MISS GERTRUDE MAGILL said: I have been much interested in this study of Christian science. The most valuable thing in it to me is the love of truth. While there is much of interest in this science, I think there is much that leads. away from natural religion, from the simple ways of life. The poets have had a good insight into this matter. The writers of the Scriptures were poets. Many men have found more real truth in their wives' faces than in the Scriptures. I have been taught to kill out the natural man, but this I do not now think to be right. I think we should train the physical as well as the spiritual, and this will bring out the whole nature harmoniously regulated.

H. B. BLACKWELL said: I am not a student of metaphysics, but when MR. JACKSON referred to MRS. GESTEFELD's speech

as nonsense, I was reminded of what Theo. Parker once told me. He said that I had no right to criticise a book which I did not understand. I think the speech of Mrs. Gestefeld was a wonderfully clear piece of reasoning.

The discussion was continued in a very earnest and interesting manner by MRS. HOOKER, MRS. GESTEFELD, and others.

The session closed, as usual, with singing.

SEVENTH DAY.-Afternoon Session.

The meeting opened at two o'clock with singing by the audience, led by the SWAYNE FAMILY.

HENRY S. KENT was appointed on the Memorial Committee, to fill the vacancy caused by the expiration of the term of F. M. PENNOCK.

HENRY S. KENT made an appeal for funds in behalf of the Business Committee, and the Chair appointed SARAH CHAMBERS, RYLAND PHILLIPS, and SALLIE MARSHALL a committee to take up a collection.
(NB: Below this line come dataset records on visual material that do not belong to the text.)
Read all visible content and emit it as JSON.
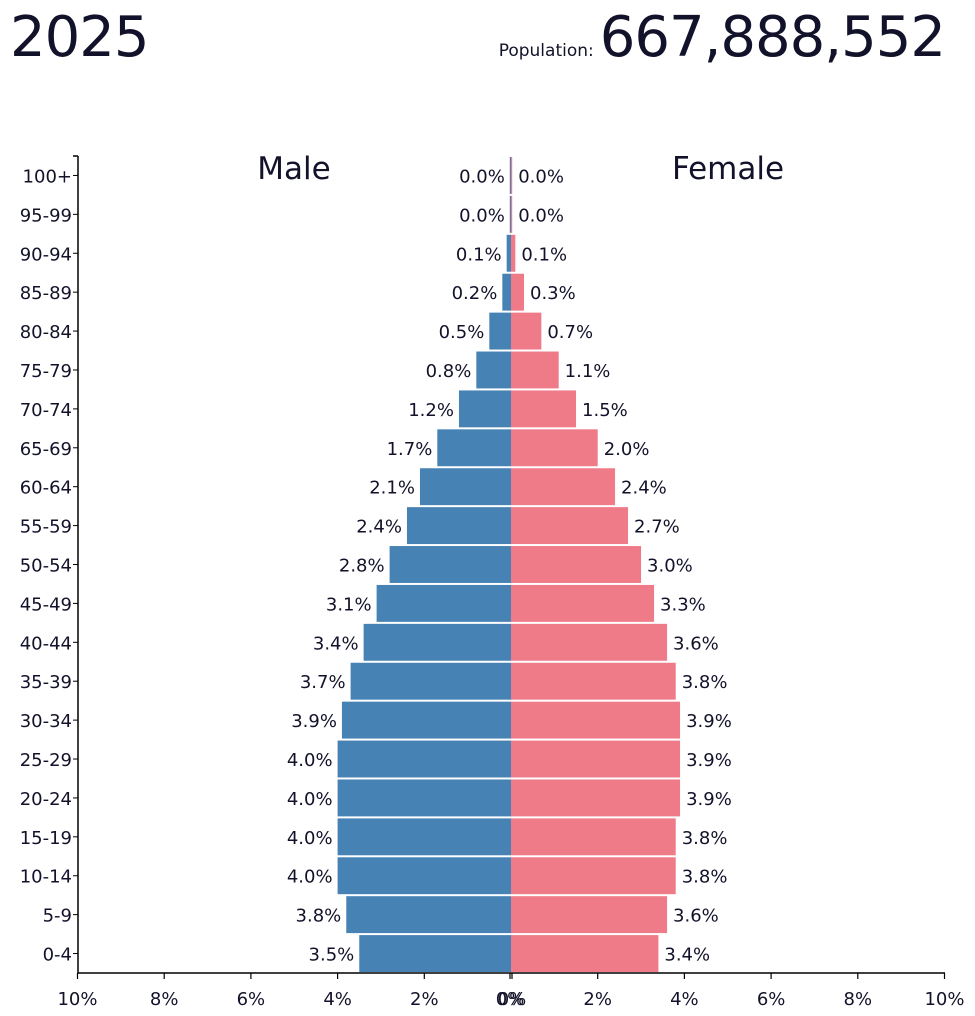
{
  "header": {
    "year": "2025",
    "population_label": "Population:",
    "population_value": "667,888,552"
  },
  "colors": {
    "male": "#4682b4",
    "female": "#ef7a88",
    "text": "#12122a",
    "axis": "#000000"
  },
  "chart_data": {
    "type": "bar",
    "orientation": "horizontal-population-pyramid",
    "series_labels": {
      "male": "Male",
      "female": "Female"
    },
    "categories": [
      "0-4",
      "5-9",
      "10-14",
      "15-19",
      "20-24",
      "25-29",
      "30-34",
      "35-39",
      "40-44",
      "45-49",
      "50-54",
      "55-59",
      "60-64",
      "65-69",
      "70-74",
      "75-79",
      "80-84",
      "85-89",
      "90-94",
      "95-99",
      "100+"
    ],
    "series": [
      {
        "name": "Male",
        "values": [
          3.5,
          3.8,
          4.0,
          4.0,
          4.0,
          4.0,
          3.9,
          3.7,
          3.4,
          3.1,
          2.8,
          2.4,
          2.1,
          1.7,
          1.2,
          0.8,
          0.5,
          0.2,
          0.1,
          0.0,
          0.0
        ]
      },
      {
        "name": "Female",
        "values": [
          3.4,
          3.6,
          3.8,
          3.8,
          3.9,
          3.9,
          3.9,
          3.8,
          3.6,
          3.3,
          3.0,
          2.7,
          2.4,
          2.0,
          1.5,
          1.1,
          0.7,
          0.3,
          0.1,
          0.0,
          0.0
        ]
      }
    ],
    "data_labels": {
      "male": [
        "3.5%",
        "3.8%",
        "4.0%",
        "4.0%",
        "4.0%",
        "4.0%",
        "3.9%",
        "3.7%",
        "3.4%",
        "3.1%",
        "2.8%",
        "2.4%",
        "2.1%",
        "1.7%",
        "1.2%",
        "0.8%",
        "0.5%",
        "0.2%",
        "0.1%",
        "0.0%",
        "0.0%"
      ],
      "female": [
        "3.4%",
        "3.6%",
        "3.8%",
        "3.8%",
        "3.9%",
        "3.9%",
        "3.9%",
        "3.8%",
        "3.6%",
        "3.3%",
        "3.0%",
        "2.7%",
        "2.4%",
        "2.0%",
        "1.5%",
        "1.1%",
        "0.7%",
        "0.3%",
        "0.1%",
        "0.0%",
        "0.0%"
      ]
    },
    "x_ticks": [
      "10%",
      "8%",
      "6%",
      "4%",
      "2%",
      "0%",
      "0%",
      "2%",
      "4%",
      "6%",
      "8%",
      "10%"
    ],
    "xlim": [
      -10,
      10
    ],
    "grid": false
  }
}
The following testimonies were then read:

RELIGION.

BY GILES B. STEBBINS.

We would, as ever, make the discovery of truth and its practical application to daily life our sacred and religious aim, seeking to know more of The Soul of Things, of the solemn sense of duty, and of the infinite relations and immortal life of man; that the best thought, the highest truth, and the deepest convictions on these great questions may be best foundations for character and best helps for wise and loving daily conduct.

And we ask all, of whatever opinions, to join us in our efforts in fraternal spirit and with entire freedom of thought and utter

ance.

IMMIGRATION.

BY HENRY S. KENT.

A government in which the authority resides in the people can only continue so long as a certain measure of intelligence and virtue is maintained collectively in its citizens; and it is the sense of this meeting that the time has fully arrived in which the very existence of a free republic on this continent imperatively demands that the further immigration of certain classes of foreigners shall be prohibited.
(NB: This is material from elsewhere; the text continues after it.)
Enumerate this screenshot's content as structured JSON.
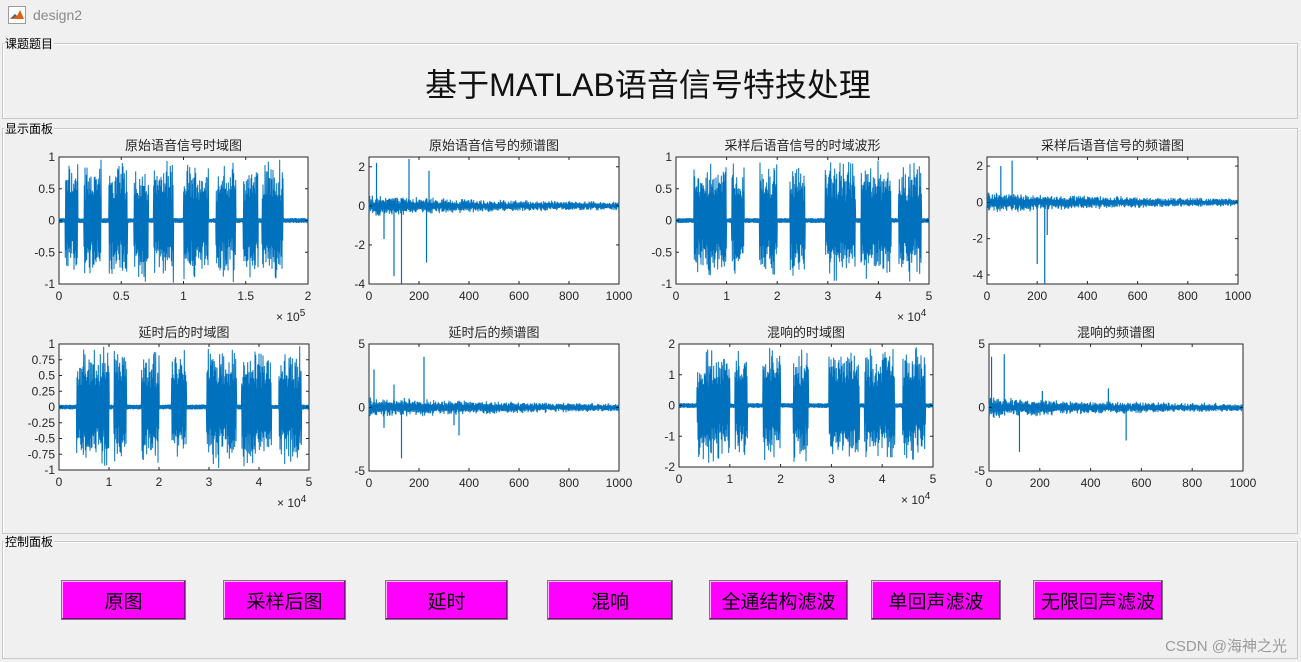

The illiterate and vicious, the criminal and pauper, the selfungoverned and ungovernable classes, cannot continue to be absorbed into our national organism without producing conditions that must inevitably lead to decay and death.

SUFFRAGE.

BY HENRY B. BLACKWELL.

Governments derive their just powers from the consent of the governed, and those who obey laws should have a voice in their enactment. But suffrage implies the exercise of a rational choice in regard to principles, measures, and men. Citizens, either women or men, who from extreme ignorance and illiteracy are incapable of expressing an intelligent opinion on public questions, cannot benefit themselves or others by voting. It is their duty to qualify themselves to vote by learning to read and write. The great and growing evil of illiterate suffrage demands on the part of the State the requirement of an educational qualification coupled with the supply of facilities for gratuitous instruction.

The testimony on Religion was adopted, and the other two laid temporarily on the table.